Rep. James Comer of Kentucky, that committee’s top Republican, said “the days of letters alone driving Postal Service revenue are not coming back.” The bill, he said, will “help it succeed into the 21st century.”
Sen. Gary Peters, D-Mich., chairman of the Senate Homeland Security and Governmental Affairs Committee, said he expects his chamber to “move quickly” on the measure.
Senate Majority Leader Chuck Schumer, D-N.Y., said he’s planning a vote before a recess that starts after next week.
The bill has 14 GOP sponsors and, with strong Democratic support expected, seems on track to gain the 60 votes most bills need for Senate passage.
A CONSTANT CONUNDRUM
Over the years, some lawmakers have wanted to impose tougher requirements for faster service by the Postal Service, while others have favored privatizing some services.

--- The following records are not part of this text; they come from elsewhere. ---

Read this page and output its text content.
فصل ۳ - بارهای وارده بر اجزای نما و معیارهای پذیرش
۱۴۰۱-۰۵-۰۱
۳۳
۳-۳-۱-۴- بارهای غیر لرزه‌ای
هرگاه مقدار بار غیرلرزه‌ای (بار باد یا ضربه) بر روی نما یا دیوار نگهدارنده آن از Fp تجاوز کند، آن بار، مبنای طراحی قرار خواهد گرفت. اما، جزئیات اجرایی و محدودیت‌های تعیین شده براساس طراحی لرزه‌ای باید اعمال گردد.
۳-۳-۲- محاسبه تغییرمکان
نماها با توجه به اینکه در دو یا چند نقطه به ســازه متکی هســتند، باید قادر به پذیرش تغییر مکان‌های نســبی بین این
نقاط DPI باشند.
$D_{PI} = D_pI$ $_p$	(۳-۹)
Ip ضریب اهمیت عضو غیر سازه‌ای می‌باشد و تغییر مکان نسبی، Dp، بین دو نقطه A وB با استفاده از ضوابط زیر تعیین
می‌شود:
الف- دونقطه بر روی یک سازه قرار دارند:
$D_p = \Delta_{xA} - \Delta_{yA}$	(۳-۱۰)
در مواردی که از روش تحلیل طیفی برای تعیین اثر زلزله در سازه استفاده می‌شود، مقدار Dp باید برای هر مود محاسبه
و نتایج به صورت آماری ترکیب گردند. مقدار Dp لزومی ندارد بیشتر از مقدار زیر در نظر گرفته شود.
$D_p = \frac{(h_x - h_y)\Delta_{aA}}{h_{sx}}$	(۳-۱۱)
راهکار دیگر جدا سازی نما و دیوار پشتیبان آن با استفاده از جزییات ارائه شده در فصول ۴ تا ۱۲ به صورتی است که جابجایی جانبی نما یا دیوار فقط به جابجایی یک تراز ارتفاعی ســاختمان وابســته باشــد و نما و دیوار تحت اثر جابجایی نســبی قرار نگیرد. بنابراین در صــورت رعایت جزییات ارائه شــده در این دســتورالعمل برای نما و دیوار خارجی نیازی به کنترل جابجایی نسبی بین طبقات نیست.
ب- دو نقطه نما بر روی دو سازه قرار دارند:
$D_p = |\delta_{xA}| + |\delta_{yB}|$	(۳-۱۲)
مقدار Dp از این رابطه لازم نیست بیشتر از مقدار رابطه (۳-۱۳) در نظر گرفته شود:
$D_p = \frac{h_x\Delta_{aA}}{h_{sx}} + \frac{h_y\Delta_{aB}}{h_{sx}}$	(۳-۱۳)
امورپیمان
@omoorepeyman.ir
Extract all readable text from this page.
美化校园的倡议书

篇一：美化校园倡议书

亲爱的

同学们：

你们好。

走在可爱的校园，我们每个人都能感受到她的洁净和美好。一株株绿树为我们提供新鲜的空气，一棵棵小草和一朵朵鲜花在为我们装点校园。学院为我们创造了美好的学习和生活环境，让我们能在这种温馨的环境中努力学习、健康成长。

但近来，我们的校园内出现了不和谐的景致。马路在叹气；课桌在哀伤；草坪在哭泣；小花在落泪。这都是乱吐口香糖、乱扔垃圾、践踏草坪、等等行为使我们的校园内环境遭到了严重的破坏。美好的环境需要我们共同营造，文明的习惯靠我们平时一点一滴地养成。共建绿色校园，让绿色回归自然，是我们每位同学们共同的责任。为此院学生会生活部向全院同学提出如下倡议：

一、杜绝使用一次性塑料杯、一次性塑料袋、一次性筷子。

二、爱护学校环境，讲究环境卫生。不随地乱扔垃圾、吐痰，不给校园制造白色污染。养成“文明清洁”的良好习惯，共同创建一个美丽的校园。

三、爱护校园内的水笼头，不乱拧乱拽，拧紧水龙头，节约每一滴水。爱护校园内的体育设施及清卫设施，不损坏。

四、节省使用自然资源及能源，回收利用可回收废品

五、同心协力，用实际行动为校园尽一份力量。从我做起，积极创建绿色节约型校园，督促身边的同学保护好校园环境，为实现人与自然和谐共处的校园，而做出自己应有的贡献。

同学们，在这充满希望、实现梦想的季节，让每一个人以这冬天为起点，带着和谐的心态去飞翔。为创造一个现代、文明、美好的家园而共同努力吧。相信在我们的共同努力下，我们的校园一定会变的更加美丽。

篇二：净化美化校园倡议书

The compromise omits controversial proposals.
There has been talk over the years of reducing deliveries to five days per week, which could save more than $1 billion annually, according to the Government Accountability Office, the accounting agency of Congress. That idea has proven politically toxic and has not been pursued.
The bill would also require the Postal Service to set up an online “dashboard” that would be searchable by zip code to show how long it takes to deliver letters and packages.
The measure is supported by President Joe Biden, the Postal Service, postal worker unions, industries that use the service and others.
Postmaster General Louis DeJoy said the bill would help “provide the American people with the delivery service they expect and deserve.”
Mark Dimondstein, president of the American Postal Workers Union, called the bill “outstanding” in an interview.
One of the bill’s few critics was Rep. Darrell Issa, R-Calif., who said its changes fell short.
“It has failed to make a profit, it has failed the American people, and everyone who has a mailbox knows it,” he said.
PERPETUAL INSOLVENCY AND COST-CUTTING
The bill would end a requirement that the Postal Service finance, in advance, health care benefits for current and retired workers for the next 75 years.
That obligation, which private companies and federal agencies do not face, was imposed in 2006. It ended up being the year that the Postal Service’s mail volume peaked and its financial fortunes steadily worsened.
The Postal Service hasn’t made those payments since 2012.
Overall it faces unpaid obligations of $63 billion, according to its most recent annual report. The bill forgives much of that debt.
Instead of those obligations, the Postal Service would pay current retirees’ actual health care costs that aren’t covered by Medicare, the federal health insurance program for older people.
The legislation would also require future Postal Service retirees to enroll in Medicare, which only about 3 in 4 do now.
The shift would save the Postal Service money by having Medicare cover much of its costs, shuffling it instead to another federal program that faces constant concerns over insolvency but is more universally embraced.
Proponents say the changes would save tens of billions of dollars over the next decade.
Since the Postal Service has its own finance system, it is not counted as part of the federal budget.
But the nonpartisan Congressional Budget Office said the bill would save the government $1 billion over the next 10 years. That is largely because retirees’ prescription drug expenses under Medicare would be covered by required discounts from pharmaceutical makers.